Football Players (French: Les Joueurs de football) is a 1912–13 painting by the French artist Albert Gleizes. The work was exhibited at the Salon des Indépendants, Paris, March–May 1913 (no. 1293). September through December 1913 the painting was exhibited at Erster Deutscher Herbstsalon, Berlin (no. 147). The work was featured at Galeries Dalmau in Barcelona, 29 November – 12 December 1916 (no. 31), Gleizes' first one-person show. The work was again exhibited at Galeries Dalmau 16 October – 6 November 1926 (no. 7). Stylistically Gleizes' Football Players exemplifies the principle of mobile perspective laid out in Du "Cubisme", written by himself and French painter Jean Metzinger. Guillaume Apollinaire wrote about Les Joueurs de football in an article titled "Le Salon des indépendants", published in L'Intransigeant, 18 March 1913, and again in "A travers le Salon des indépendants", published in Montjoie!, Numéro Spécial, 18 March 1913.

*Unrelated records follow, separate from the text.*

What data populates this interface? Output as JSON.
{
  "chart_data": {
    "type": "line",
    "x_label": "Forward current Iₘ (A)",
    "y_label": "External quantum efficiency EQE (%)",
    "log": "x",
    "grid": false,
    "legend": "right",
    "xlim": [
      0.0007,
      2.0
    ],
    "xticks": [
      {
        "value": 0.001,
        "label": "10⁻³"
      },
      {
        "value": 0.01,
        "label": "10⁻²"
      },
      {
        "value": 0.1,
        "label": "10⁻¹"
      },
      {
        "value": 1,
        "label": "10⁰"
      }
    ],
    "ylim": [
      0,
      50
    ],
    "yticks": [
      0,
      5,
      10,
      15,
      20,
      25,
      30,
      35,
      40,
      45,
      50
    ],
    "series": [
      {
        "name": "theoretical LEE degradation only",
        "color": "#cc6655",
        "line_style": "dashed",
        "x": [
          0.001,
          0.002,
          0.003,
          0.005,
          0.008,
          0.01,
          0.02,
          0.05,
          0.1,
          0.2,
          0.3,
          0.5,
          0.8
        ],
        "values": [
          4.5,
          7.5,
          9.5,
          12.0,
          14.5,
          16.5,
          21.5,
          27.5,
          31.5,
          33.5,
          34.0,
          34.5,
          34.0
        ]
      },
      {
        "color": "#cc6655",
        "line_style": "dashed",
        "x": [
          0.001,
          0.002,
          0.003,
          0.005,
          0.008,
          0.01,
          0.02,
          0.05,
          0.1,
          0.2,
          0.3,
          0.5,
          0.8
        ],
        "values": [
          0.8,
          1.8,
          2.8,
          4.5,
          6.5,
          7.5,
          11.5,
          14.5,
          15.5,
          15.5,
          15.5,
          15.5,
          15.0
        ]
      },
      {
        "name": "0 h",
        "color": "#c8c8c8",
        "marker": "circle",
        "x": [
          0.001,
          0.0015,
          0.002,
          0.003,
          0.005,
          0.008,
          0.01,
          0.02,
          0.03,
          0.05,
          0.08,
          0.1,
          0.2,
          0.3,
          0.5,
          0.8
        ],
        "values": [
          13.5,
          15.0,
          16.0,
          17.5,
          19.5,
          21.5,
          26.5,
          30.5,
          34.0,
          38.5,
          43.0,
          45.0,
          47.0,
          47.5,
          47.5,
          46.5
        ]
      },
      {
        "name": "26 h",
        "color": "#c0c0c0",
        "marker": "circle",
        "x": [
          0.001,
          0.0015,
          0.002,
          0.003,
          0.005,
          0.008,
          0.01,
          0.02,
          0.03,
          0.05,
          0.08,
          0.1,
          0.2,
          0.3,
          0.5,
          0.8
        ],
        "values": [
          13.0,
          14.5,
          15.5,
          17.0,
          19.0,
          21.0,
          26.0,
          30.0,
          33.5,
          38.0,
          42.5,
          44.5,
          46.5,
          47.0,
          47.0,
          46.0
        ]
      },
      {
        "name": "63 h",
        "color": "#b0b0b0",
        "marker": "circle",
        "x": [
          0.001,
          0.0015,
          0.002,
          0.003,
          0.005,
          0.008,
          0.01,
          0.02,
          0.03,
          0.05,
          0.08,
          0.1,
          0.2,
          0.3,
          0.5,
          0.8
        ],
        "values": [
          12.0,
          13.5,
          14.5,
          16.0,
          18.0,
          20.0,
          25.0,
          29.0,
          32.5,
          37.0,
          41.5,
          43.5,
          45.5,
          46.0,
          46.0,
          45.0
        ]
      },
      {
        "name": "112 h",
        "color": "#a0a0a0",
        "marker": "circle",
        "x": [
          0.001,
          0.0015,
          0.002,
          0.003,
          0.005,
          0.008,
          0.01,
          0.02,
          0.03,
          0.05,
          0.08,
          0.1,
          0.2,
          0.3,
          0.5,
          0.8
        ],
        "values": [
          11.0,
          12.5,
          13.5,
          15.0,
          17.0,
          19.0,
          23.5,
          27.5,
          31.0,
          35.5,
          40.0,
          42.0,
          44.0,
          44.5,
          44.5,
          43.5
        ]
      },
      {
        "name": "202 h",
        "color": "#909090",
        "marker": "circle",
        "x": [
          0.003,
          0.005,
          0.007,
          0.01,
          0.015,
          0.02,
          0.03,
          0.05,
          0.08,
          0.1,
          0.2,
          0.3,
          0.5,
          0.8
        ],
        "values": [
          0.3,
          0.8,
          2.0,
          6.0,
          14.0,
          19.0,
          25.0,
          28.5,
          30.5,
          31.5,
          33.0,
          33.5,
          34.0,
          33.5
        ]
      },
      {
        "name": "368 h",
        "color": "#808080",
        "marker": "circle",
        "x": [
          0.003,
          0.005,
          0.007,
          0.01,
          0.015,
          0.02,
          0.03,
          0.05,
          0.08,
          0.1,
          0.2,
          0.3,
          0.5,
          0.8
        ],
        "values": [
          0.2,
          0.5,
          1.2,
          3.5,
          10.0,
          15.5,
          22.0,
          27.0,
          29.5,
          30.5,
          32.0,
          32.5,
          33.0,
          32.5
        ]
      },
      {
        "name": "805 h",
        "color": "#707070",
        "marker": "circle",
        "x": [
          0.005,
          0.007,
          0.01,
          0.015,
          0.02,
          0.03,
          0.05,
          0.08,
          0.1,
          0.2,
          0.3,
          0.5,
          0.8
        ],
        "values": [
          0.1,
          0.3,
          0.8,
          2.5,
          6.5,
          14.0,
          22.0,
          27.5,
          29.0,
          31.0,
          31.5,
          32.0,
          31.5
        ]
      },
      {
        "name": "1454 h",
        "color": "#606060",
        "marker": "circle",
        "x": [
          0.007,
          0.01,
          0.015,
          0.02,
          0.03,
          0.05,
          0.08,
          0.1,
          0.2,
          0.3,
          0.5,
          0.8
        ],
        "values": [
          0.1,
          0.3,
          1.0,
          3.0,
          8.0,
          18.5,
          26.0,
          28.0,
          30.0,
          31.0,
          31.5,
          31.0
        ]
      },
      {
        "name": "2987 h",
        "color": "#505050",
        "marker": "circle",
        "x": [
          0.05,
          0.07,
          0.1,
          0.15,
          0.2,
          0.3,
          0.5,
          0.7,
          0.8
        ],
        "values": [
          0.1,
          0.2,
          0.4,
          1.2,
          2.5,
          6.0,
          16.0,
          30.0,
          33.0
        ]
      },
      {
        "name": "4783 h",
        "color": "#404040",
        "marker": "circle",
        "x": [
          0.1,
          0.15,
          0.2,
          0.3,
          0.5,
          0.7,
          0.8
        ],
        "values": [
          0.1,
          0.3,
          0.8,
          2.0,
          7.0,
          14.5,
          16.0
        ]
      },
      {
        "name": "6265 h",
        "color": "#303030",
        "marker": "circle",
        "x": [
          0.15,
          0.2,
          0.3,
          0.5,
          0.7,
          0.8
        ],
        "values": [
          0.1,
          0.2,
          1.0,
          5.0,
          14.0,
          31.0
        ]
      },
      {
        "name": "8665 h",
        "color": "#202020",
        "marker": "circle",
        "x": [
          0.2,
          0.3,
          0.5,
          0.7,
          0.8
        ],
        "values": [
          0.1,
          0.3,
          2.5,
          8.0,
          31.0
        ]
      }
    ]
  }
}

Les Joueurs de football was left by the artist at Galeries Dalmau in 1916. Titled Jugadors de Futbol, the painting was reproduced in the avant-garde Catalan magazine L'Amic de les arts, November 1926. The caption included the inscription Collection Joseph Dalmau.

It was purchased from the Dalmau family between 1953 and 1955 by Stephen Hahn and (The Sidney Janis Gallery); sold in 1955 to Nelson Aldrich Rockefeller, New York. Subsequently the work was sold to the Marlborough-Gerson gallery, New York, and purchased May 1970 by the National Gallery of Art (NGA), Washington D.C.